To outline the relative importance of all parameters, I will now derive an approximate formula for the calibration factor $Tcal$ in the limiting (but frequent) case where the opacities are weak and equal in the image and signal bands.

  $$T_{sky} = \tau * T_{atm}$$ (25)

where $T_{atm}$ is the physical temperature of the absorbing layers. Thus

  $$T_{emi} = F_{eff} * \tau * T_{atm} + (1-F_{eff}) * T_{cab}$$ (26)

  $$\tau = (T_{emi} - (1-F_{eff}) * T_{cab}) / ( F_{eff} * T_{atm} )$$ (27)

  $$Tcal = C_{eff} * (T_{load} - T_{emi}) (1+Gain\_i) / ((1-\tau) * B_s)$$ (28)

Eliminating $\tau$ gives

  $$Tcal = C_{eff} \frac{(T_{load}-T_{emi}) * (1+Gain\_i) * T_{atm} * F_{eff}} {B_s * (F_{eff} * (T_{atm}-T_{cab}) + T_{cab} - T_{emi})}$$ (29)

Although $T_{cab}$ is a weighted average of the physical temperature of the cabin and the outside temperature, it is not very different from $T_{load}$. Hence we can simplify :

  $$Tcal = C_{eff} \frac{F_{eff} * (1+Gain\_i) * T_{atm}} {B_s * ( 1 - F_{eff} * \frac{T_{cab}-T_{atm}}{T_{cab}-T_{emi}})}$$ (30)

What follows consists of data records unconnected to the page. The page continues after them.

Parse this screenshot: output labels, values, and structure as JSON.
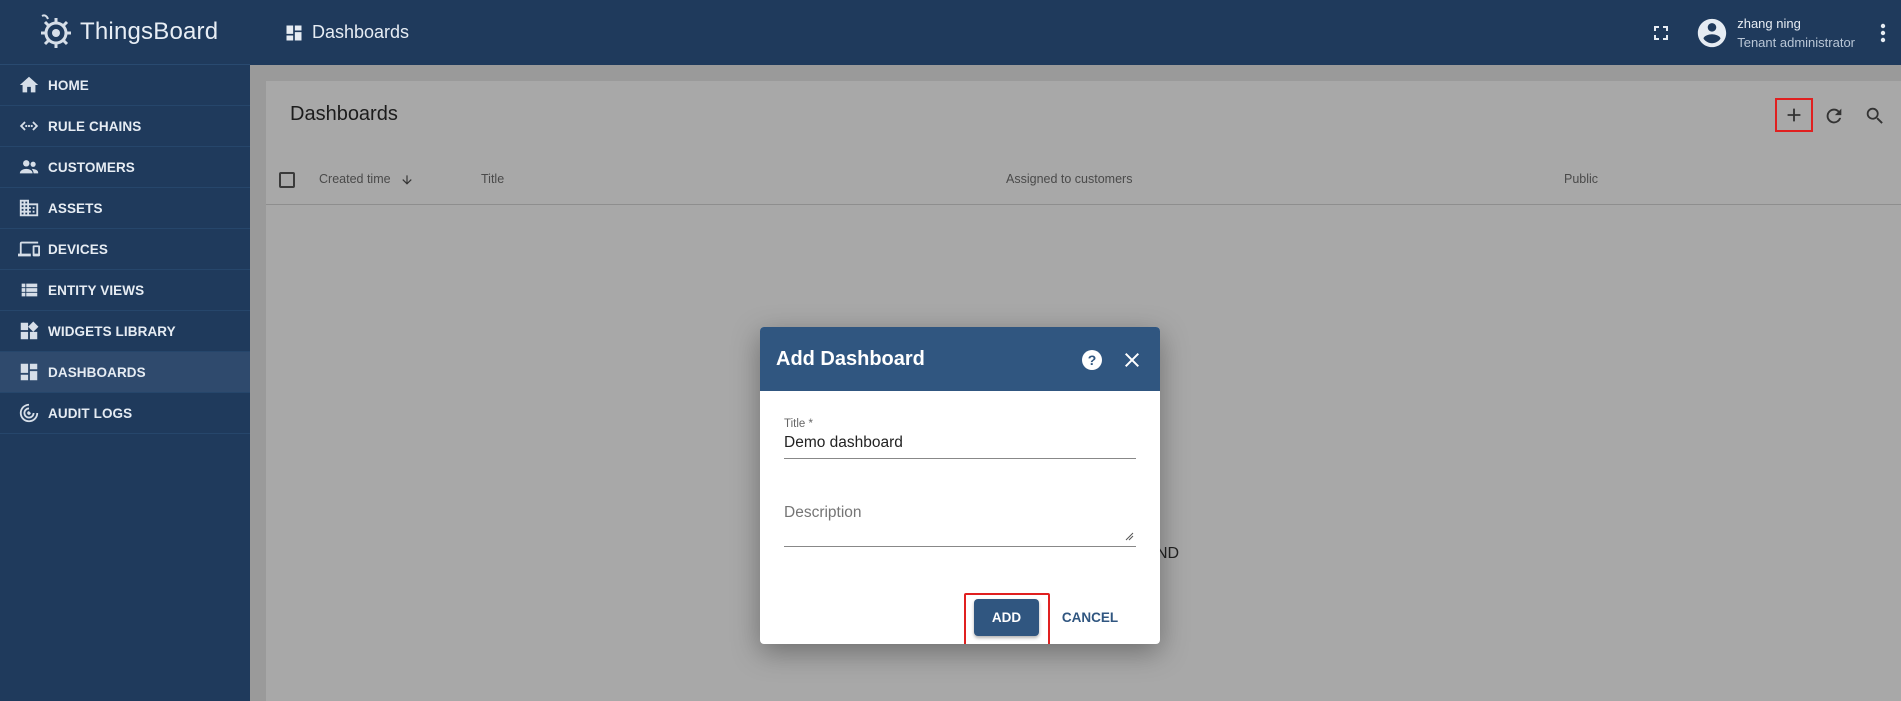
{
  "app": {
    "name": "ThingsBoard"
  },
  "sidebar": {
    "items": [
      {
        "label": "HOME",
        "icon": "home-icon"
      },
      {
        "label": "RULE CHAINS",
        "icon": "rule-chains-icon"
      },
      {
        "label": "CUSTOMERS",
        "icon": "customers-icon"
      },
      {
        "label": "ASSETS",
        "icon": "assets-icon"
      },
      {
        "label": "DEVICES",
        "icon": "devices-icon"
      },
      {
        "label": "ENTITY VIEWS",
        "icon": "entity-views-icon"
      },
      {
        "label": "WIDGETS LIBRARY",
        "icon": "widgets-icon"
      },
      {
        "label": "DASHBOARDS",
        "icon": "dashboards-icon",
        "active": true
      },
      {
        "label": "AUDIT LOGS",
        "icon": "audit-logs-icon"
      }
    ]
  },
  "header": {
    "breadcrumb": "Dashboards",
    "user": {
      "name": "zhang ning",
      "role": "Tenant administrator"
    }
  },
  "main": {
    "title": "Dashboards",
    "columns": [
      "Created time",
      "Title",
      "Assigned to customers",
      "Public"
    ],
    "empty_text_partial": "ND"
  },
  "dialog": {
    "title": "Add Dashboard",
    "title_field": {
      "label": "Title *",
      "value": "Demo dashboard"
    },
    "description_field": {
      "placeholder": "Description"
    },
    "add_label": "ADD",
    "cancel_label": "CANCEL"
  },
  "colors": {
    "sidebar_bg": "#1f3a5c",
    "dialog_header": "#305680",
    "highlight": "#e02020"
  }
}
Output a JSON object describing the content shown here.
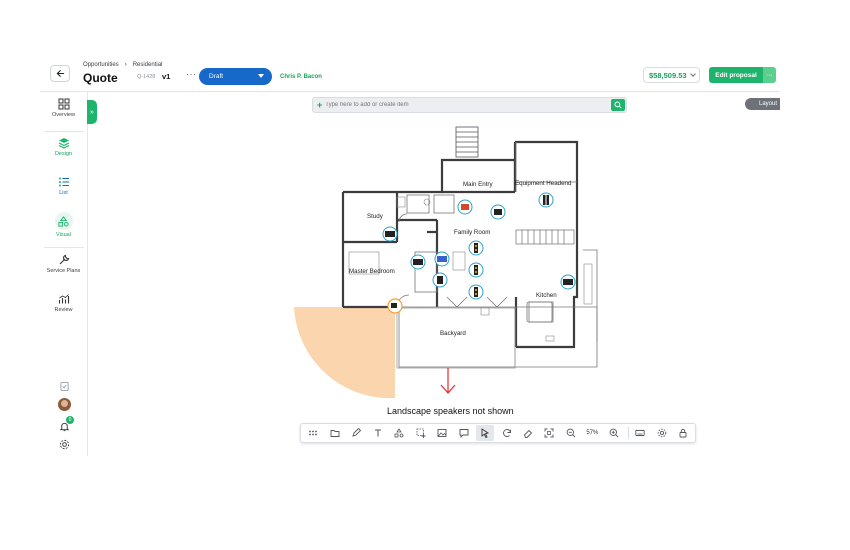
{
  "header": {
    "breadcrumb": [
      "Opportunities",
      "Residential"
    ],
    "title": "Quote",
    "quote_number": "Q-1428",
    "version": "v1",
    "status": "Draft",
    "owner": "Chris P. Bacon",
    "total": "$58,509.53",
    "edit_label": "Edit proposal",
    "more_dots": "···"
  },
  "sidebar": {
    "items": [
      {
        "label": "Overview",
        "icon": "grid-icon"
      },
      {
        "label": "Design",
        "icon": "layers-icon",
        "active": true
      },
      {
        "label": "List",
        "icon": "list-icon"
      },
      {
        "label": "Visual",
        "icon": "shapes-icon",
        "active": true
      },
      {
        "label": "Service Plans",
        "icon": "wrench-icon"
      },
      {
        "label": "Review",
        "icon": "chart-icon"
      }
    ],
    "notification_count": "0"
  },
  "search": {
    "placeholder": "Type here to add or create item"
  },
  "layout_button": "Layout",
  "floorplan": {
    "rooms": [
      "Main Entry",
      "Equipment Headend",
      "Study",
      "Family Room",
      "Master Bedroom",
      "Kitchen",
      "Backyard"
    ],
    "caption": "Landscape speakers not shown"
  },
  "toolbar": {
    "zoom": "57%"
  },
  "colors": {
    "brand_green": "#1db56c",
    "status_blue": "#1769c9",
    "price_green": "#17a35a",
    "camera_cone": "#fbd5ad"
  }
}
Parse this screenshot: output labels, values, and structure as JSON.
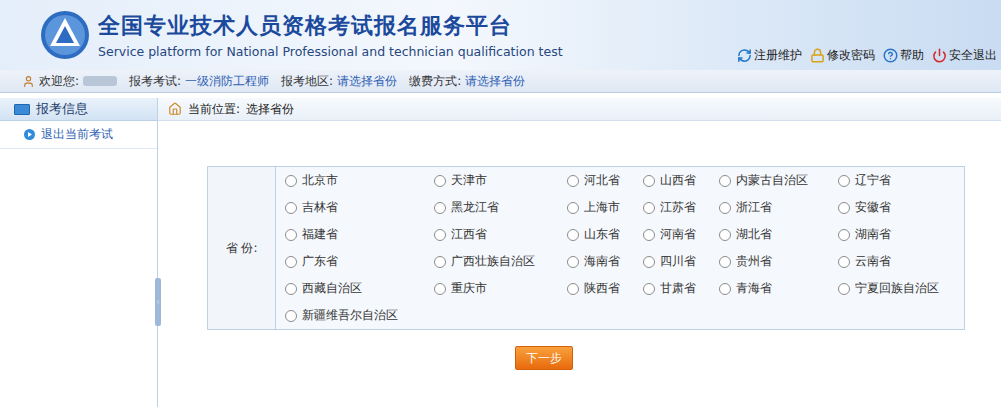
{
  "header": {
    "title": "全国专业技术人员资格考试报名服务平台",
    "subtitle": "Service platform for National Professional and technician qualification test",
    "links": [
      "注册维护",
      "修改密码",
      "帮助",
      "安全退出"
    ]
  },
  "info_bar": {
    "welcome": "欢迎您:",
    "fields": [
      {
        "label": "报考考试:",
        "value": "一级消防工程师"
      },
      {
        "label": "报考地区:",
        "value": "请选择省份"
      },
      {
        "label": "缴费方式:",
        "value": "请选择省份"
      }
    ]
  },
  "sidebar": {
    "title": "报考信息",
    "items": [
      "退出当前考试"
    ]
  },
  "breadcrumb": {
    "label": "当前位置:",
    "value": "选择省份"
  },
  "form": {
    "label": "省 份:",
    "provinces": [
      {
        "name": "北京市",
        "selected": false
      },
      {
        "name": "天津市",
        "selected": false
      },
      {
        "name": "河北省",
        "selected": false
      },
      {
        "name": "山西省",
        "selected": false
      },
      {
        "name": "内蒙古自治区",
        "selected": false
      },
      {
        "name": "辽宁省",
        "selected": false
      },
      {
        "name": "吉林省",
        "selected": false
      },
      {
        "name": "黑龙江省",
        "selected": false
      },
      {
        "name": "上海市",
        "selected": false
      },
      {
        "name": "江苏省",
        "selected": false
      },
      {
        "name": "浙江省",
        "selected": false
      },
      {
        "name": "安徽省",
        "selected": false
      },
      {
        "name": "福建省",
        "selected": false
      },
      {
        "name": "江西省",
        "selected": false
      },
      {
        "name": "山东省",
        "selected": false
      },
      {
        "name": "河南省",
        "selected": false
      },
      {
        "name": "湖北省",
        "selected": false
      },
      {
        "name": "湖南省",
        "selected": false
      },
      {
        "name": "广东省",
        "selected": false
      },
      {
        "name": "广西壮族自治区",
        "selected": false
      },
      {
        "name": "海南省",
        "selected": false
      },
      {
        "name": "四川省",
        "selected": false
      },
      {
        "name": "贵州省",
        "selected": false
      },
      {
        "name": "云南省",
        "selected": false
      },
      {
        "name": "西藏自治区",
        "selected": false
      },
      {
        "name": "重庆市",
        "selected": false
      },
      {
        "name": "陕西省",
        "selected": false
      },
      {
        "name": "甘肃省",
        "selected": false
      },
      {
        "name": "青海省",
        "selected": false
      },
      {
        "name": "宁夏回族自治区",
        "selected": false
      },
      {
        "name": "新疆维吾尔自治区",
        "selected": false
      }
    ]
  },
  "buttons": [
    "下一步"
  ]
}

It is important to note that in this formula, $T_{atm}$ is dependent mostly on the outside temperature and pressure (and site altitude of course), and weakly on $\tau$ because $T_{atm}$ is the (physical) temperature of the absorbing layers. $T_{emi}$ is the effective temperature seen by the antenna, and hence small compared to $T_{cab}$. The parameters are $F_{eff}$, $B_{eff}$ and $Gain\_i$. Setting reasonable numbers :

$T_{cab} = 290 K$, $T_{atm} = 240 K$, $T_{emi} = 50 K$, and $C_{eff} = 1$,

yield

  $$Tcal = \frac{240 * (1+Gain\_i) * F_{eff}}{B_s * (1 - 0.2*F_{eff})}$$ (31)